The atmosphere Rothstein conjures isn't the suffocating dread of Hitchcock's original, nor the slasher-adjacent thrills of the later sequels. Instead, Bates Motel often radiates a peculiar, almost melancholy weirdness. Alex pours his meager funds into fixing the place, battling foreclosure notices from the perpetually grumpy banker (played with stern reliability by Moses Gunn) and finding an unlikely ally in Willie (Lori Petty, in one of her earliest roles, already showing sparks of the quirky energy that would define her later career). Petty’s character, a runaway teen seeking refuge and work, brings a much-needed dose of street-smart realism, grounding Alex's increasingly fractured reality. The familiar Universal Studios backlot set, the very house and motel that housed decades of cinematic nightmares, feels strangely sanitized here, scrubbed clean but unable to shake the ghosts of its past. It’s less terrifying, more… unsettlingly sad.
This wasn't just a standalone TV movie; it was conceived as the pilot for an anthology series set at the motel, with Alex introducing different spooky tales each week. NBC ultimately passed, leaving Bates Motel as a curious orphan. You can almost feel the constraints of its television origins – the softened edges, the budget limitations dictating atmosphere over elaborate set pieces. There's a persistent rumor that Anthony Perkins was offered a cameo but declined, perhaps wisely sensing this wasn't the legacy continuation he envisioned. The film even tries to weave in a supernatural subplot involving the ghost of a former guest, feeling tacked-on and tonally dissonant with the established Psycho universe. It’s a deviation that screams "network notes" – a desperate attempt to inject a more conventional form of spookiness into a story fundamentally about psychological decay.
Watching Bates Motel today through the lens of VHS Heaven is a unique experience. It’s not good in the conventional sense, certainly not scary by modern (or even late-80s) standards. Its attempts at tension often land awkwardly, and the plot meanders towards a resolution that feels both rushed and unsatisfying. Yet, there's an undeniable charm to its earnest strangeness. Cort gives his all, creating a character who is pitiable rather than terrifying. Seeing Lori Petty near the start of her career is a treat. And the sheer audacity of trying to make Bates Motel work without Norman… well, it’s something you have to see to believe. I distinctly remember stumbling across this on a late-night broadcast, long after renting the 'real' Psycho movies, and feeling a profound sense of confusion. It felt like a parallel dimension version, familiar yet fundamentally wrong. Doesn't that off-key feeling somehow make it even more memorable?
Bates Motel is a fascinating artifact – a failed pilot, a bizarre tangent in a beloved franchise, and a showcase for a truly committed, if ultimately misplaced, central performance. It lacks the terror of its namesake but offers a different flavour of unease: the discomfort of seeing something iconic repurposed into something gentler, stranger, and ultimately, forgotten. It’s a must-watch for Psycho completists and lovers of 80s TV movie curiosities, but manage your expectations. The chills here are less about knife thrusts in the shower and more about the quiet desperation lingering in the air.
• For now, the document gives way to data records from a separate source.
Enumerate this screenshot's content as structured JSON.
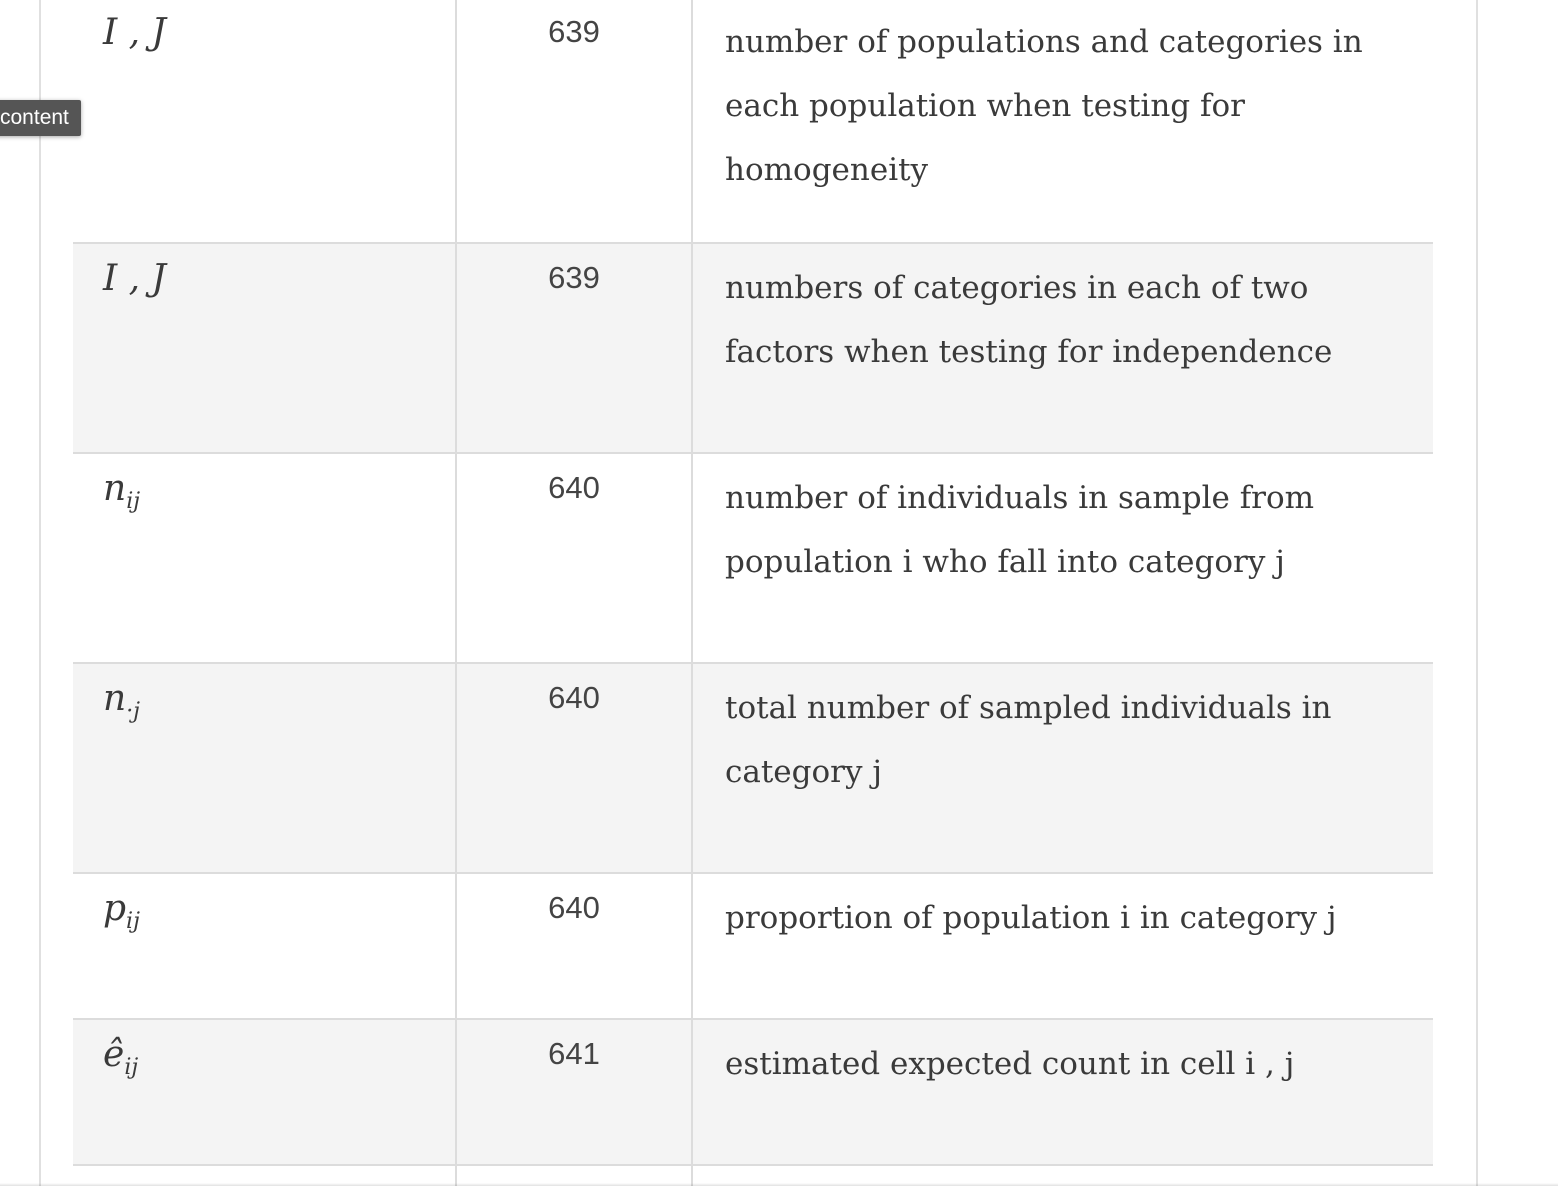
{
  "tooltip": {
    "text": "content"
  },
  "rows": [
    {
      "symbol": "I , J",
      "page": "639",
      "description": "number of populations and categories in each population when testing for homogeneity"
    },
    {
      "symbol": "I , J",
      "page": "639",
      "description": "numbers of categories in each of two factors when testing for independence"
    },
    {
      "symbol_base": "n",
      "symbol_sub": "ij",
      "page": "640",
      "description": "number of individuals in sample from population  i  who fall into category  j"
    },
    {
      "symbol_base": "n",
      "symbol_sub": "·j",
      "page": "640",
      "description": "total number of sampled individuals in category  j"
    },
    {
      "symbol_base": "p",
      "symbol_sub": "ij",
      "page": "640",
      "description": "proportion of population  i  in category  j"
    },
    {
      "symbol_base": "ê",
      "symbol_sub": "ij",
      "page": "641",
      "description": "estimated expected count in cell  i , j"
    }
  ]
}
Rating: 4/10 - The score reflects its profound narrative and tonal flaws, its inability to capture the Psycho magic, and the overall awkwardness of its execution. However, it avoids a lower score due to Bud Cort's compellingly vulnerable performance, its status as a unique piece of franchise ephemera, and a certain nostalgic charm for its sheer late-80s TV movie oddness.
Final Thought: While Norman Bates checked guests in but they rarely checked out, Bates Motel (1987) checked itself into obscurity almost immediately, leaving behind only the faint, flickering neon glow of a truly weird idea.